Horowitz, now 81, was a longtime opponent of immigration and the founder of a think tank and a campus freedom-of-speech advocacy group. He saw in Sessions a kindred spirit—a senator who could reawaken a more nationalist fire in the Republican party. The person he emailed it to was a Sessions aide: Stephen Miller. Horowitz, who recalled the episode in an interview and shared the emails with me, had known Miller since the aide was in high school.

Sessions with aide Miller

Horowitz encouraged Miller to not only give the paper to Sessions but to circulate it in the Senate.

Miller expressed eagerness to share it and asked for instructions. “Leave the Confidential note on it. It gives it an aura that will make people pay more attention to it,” Horowitz wrote. The paper, “Playing to the Head Instead of the Heart: Why Republicans Lost and How They Can Win,” included a section on the political utility of hostile feelings.

Horowitz wrote that Democrats know how to “hate their opponents,” how to “incite envy and resentment, distrust and fear, and to direct those volatile emotions.” He urged Republicans to “return their fire.”

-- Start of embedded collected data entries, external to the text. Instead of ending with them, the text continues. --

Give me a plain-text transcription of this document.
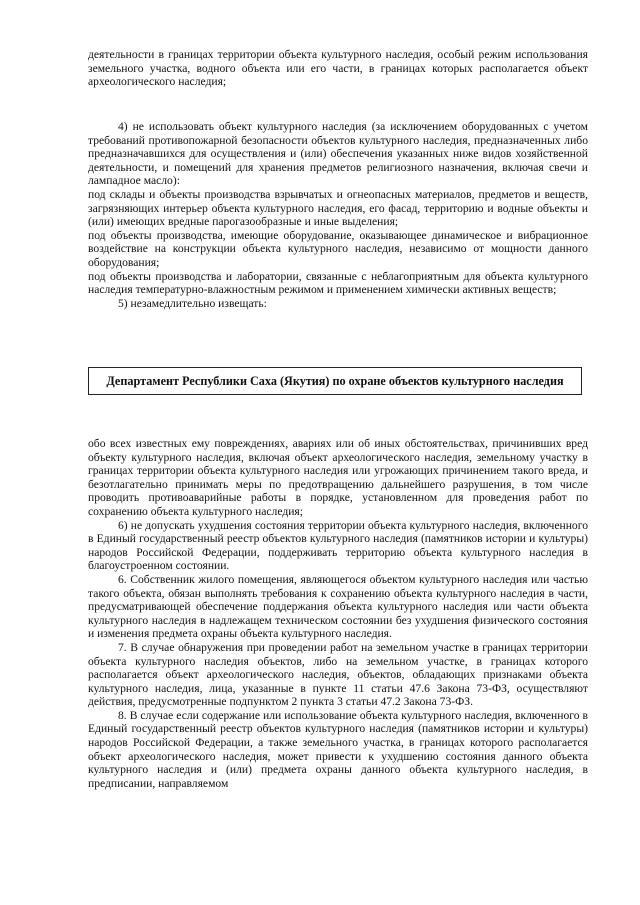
деятельности в границах территории объекта культурного наследия, особый режим использования земельного участка, водного объекта или его части, в границах которых располагается объект археологического наследия;

4) не использовать объект культурного наследия (за исключением оборудованных с учетом требований противопожарной безопасности объектов культурного наследия, предназначенных либо предназначавшихся для осуществления и (или) обеспечения указанных ниже видов хозяйственной деятельности, и помещений для хранения предметов религиозного назначения, включая свечи и лампадное масло):

под склады и объекты производства взрывчатых и огнеопасных материалов, предметов и веществ, загрязняющих интерьер объекта культурного наследия, его фасад, территорию и водные объекты и (или) имеющих вредные парогазообразные и иные выделения;

под объекты производства, имеющие оборудование, оказывающее динамическое и вибрационное воздействие на конструкции объекта культурного наследия, независимо от мощности данного оборудования;

под объекты производства и лаборатории, связанные с неблагоприятным для объекта культурного наследия температурно-влажностным режимом и применением химически активных веществ;

5) незамедлительно извещать:

Департамент Республики Саха (Якутия) по охране объектов культурного наследия

обо всех известных ему повреждениях, авариях или об иных обстоятельствах, причинивших вред объекту культурного наследия, включая объект археологического наследия, земельному участку в границах территории объекта культурного наследия или угрожающих причинением такого вреда, и безотлагательно принимать меры по предотвращению дальнейшего разрушения, в том числе проводить противоаварийные работы в порядке, установленном для проведения работ по сохранению объекта культурного наследия;

6) не допускать ухудшения состояния территории объекта культурного наследия, включенного в Единый государственный реестр объектов культурного наследия (памятников истории и культуры) народов Российской Федерации, поддерживать территорию объекта культурного наследия в благоустроенном состоянии.

6. Собственник жилого помещения, являющегося объектом культурного наследия или частью такого объекта, обязан выполнять требования к сохранению объекта культурного наследия в части, предусматривающей обеспечение поддержания объекта культурного наследия или части объекта культурного наследия в надлежащем техническом состоянии без ухудшения физического состояния и изменения предмета охраны объекта культурного наследия.

7. В случае обнаружения при проведении работ на земельном участке в границах территории объекта культурного наследия объектов, либо на земельном участке, в границах которого располагается объект археологического наследия, объектов, обладающих признаками объекта культурного наследия, лица, указанные в пункте 11 статьи 47.6 Закона 73-ФЗ, осуществляют действия, предусмотренные подпунктом 2 пункта 3 статьи 47.2 Закона 73-ФЗ.

8. В случае если содержание или использование объекта культурного наследия, включенного в Единый государственный реестр объектов культурного наследия (памятников истории и культуры) народов Российской Федерации, а также земельного участка, в границах которого располагается объект археологического наследия, может привести к ухудшению состояния данного объекта культурного наследия и (или) предмета охраны данного объекта культурного наследия, в предписании, направляемом
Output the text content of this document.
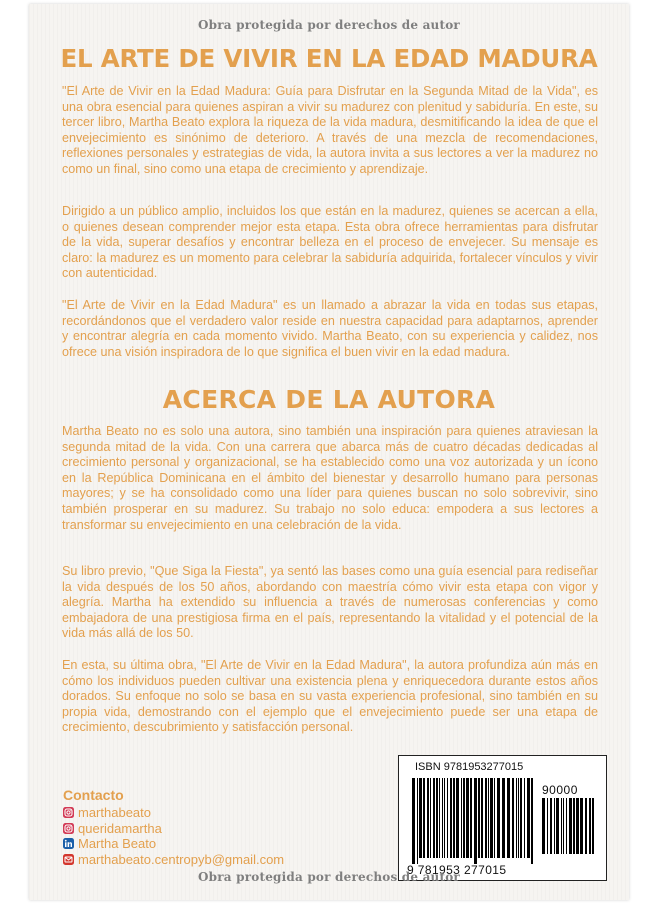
Obra protegida por derechos de autor
EL ARTE DE VIVIR EN LA EDAD MADURA

"El Arte de Vivir en la Edad Madura: Guía para Disfrutar en la Segunda Mitad de la Vida", es una obra esencial para quienes aspiran a vivir su madurez con plenitud y sabiduría. En este, su tercer libro, Martha Beato explora la riqueza de la vida madura, desmitificando la idea de que el envejecimiento es sinónimo de deterioro. A través de una mezcla de recomendaciones, reflexiones personales y estrategias de vida, la autora invita a sus lectores a ver la madurez no como un final, sino como una etapa de crecimiento y aprendizaje.

Dirigido a un público amplio, incluidos los que están en la madurez, quienes se acercan a ella, o quienes desean comprender mejor esta etapa. Esta obra ofrece herramientas para disfrutar de la vida, superar desafíos y encontrar belleza en el proceso de envejecer. Su mensaje es claro: la madurez es un momento para celebrar la sabiduría adquirida, fortalecer vínculos y vivir con autenticidad.

"El Arte de Vivir en la Edad Madura" es un llamado a abrazar la vida en todas sus etapas, recordándonos que el verdadero valor reside en nuestra capacidad para adaptarnos, aprender y encontrar alegría en cada momento vivido. Martha Beato, con su experiencia y calidez, nos ofrece una visión inspiradora de lo que significa el buen vivir en la edad madura.

ACERCA DE LA AUTORA

Martha Beato no es solo una autora, sino también una inspiración para quienes atraviesan la segunda mitad de la vida. Con una carrera que abarca más de cuatro décadas dedicadas al crecimiento personal y organizacional, se ha establecido como una voz autorizada y un ícono en la República Dominicana en el ámbito del bienestar y desarrollo humano para personas mayores; y se ha consolidado como una líder para quienes buscan no solo sobrevivir, sino también prosperar en su madurez. Su trabajo no solo educa: empodera a sus lectores a transformar su envejecimiento en una celebración de la vida.

Su libro previo, "Que Siga la Fiesta", ya sentó las bases como una guía esencial para rediseñar la vida después de los 50 años, abordando con maestría cómo vivir esta etapa con vigor y alegría. Martha ha extendido su influencia a través de numerosas conferencias y como embajadora de una prestigiosa firma en el país, representando la vitalidad y el potencial de la vida más allá de los 50.

En esta, su última obra, "El Arte de Vivir en la Edad Madura", la autora profundiza aún más en cómo los individuos pueden cultivar una existencia plena y enriquecedora durante estos años dorados. Su enfoque no solo se basa en su vasta experiencia profesional, sino también en su propia vida, demostrando con el ejemplo que el envejecimiento puede ser una etapa de crecimiento, descubrimiento y satisfacción personal.

Contacto
marthabeato
queridamartha
Martha Beato
marthabeato.centropyb@gmail.com
ISBN 9781953277015
90000
9 781953 277015
Obra protegida por derechos de autor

“Behind the failures of Republican campaigns lies an attitude that is administrative rather than combative. It focuses on policies rather than politics. It is more comfortable with budgets and pie charts than with the flesh and blood victims of their opponents’ policies,” Horowitz wrote, adding that Democrats have the moral high ground.

“They are secular missionaries who want to ‘change society.’ Their goal is a new order of society—‘social justice.’” He argued that the only way to beat them is with “an equally emotional campaign that puts the aggressors on the defensive; that attacks them in the same moral language, identifying them as the bad guys.”

Horowitz wrote that hope and fear are the two strongest weapons in politics. Barack Obama had used hope to become president. “Fear is a much stronger and more compelling emotion,” Horowitz argued, adding that Republicans should appeal to voters’ base instincts.

It is perhaps the most compact crystallization of the relationship that propelled Miller, now a senior policy adviser and speechwriter in the Donald Trump administration, to the White House and of the importance that relationship has had in the administration.

Much more here.

This is long, but an important read.  I’ve been arguing against spending a lot of time reading and thus feeling like something has been accomplished, but this article is extremely valuable because it helps reconfirm what I suspect you already know—Republicans have been fighting (if you can call it that!) all wrong for most of our lives.

There are, however, still a few months left to get it right!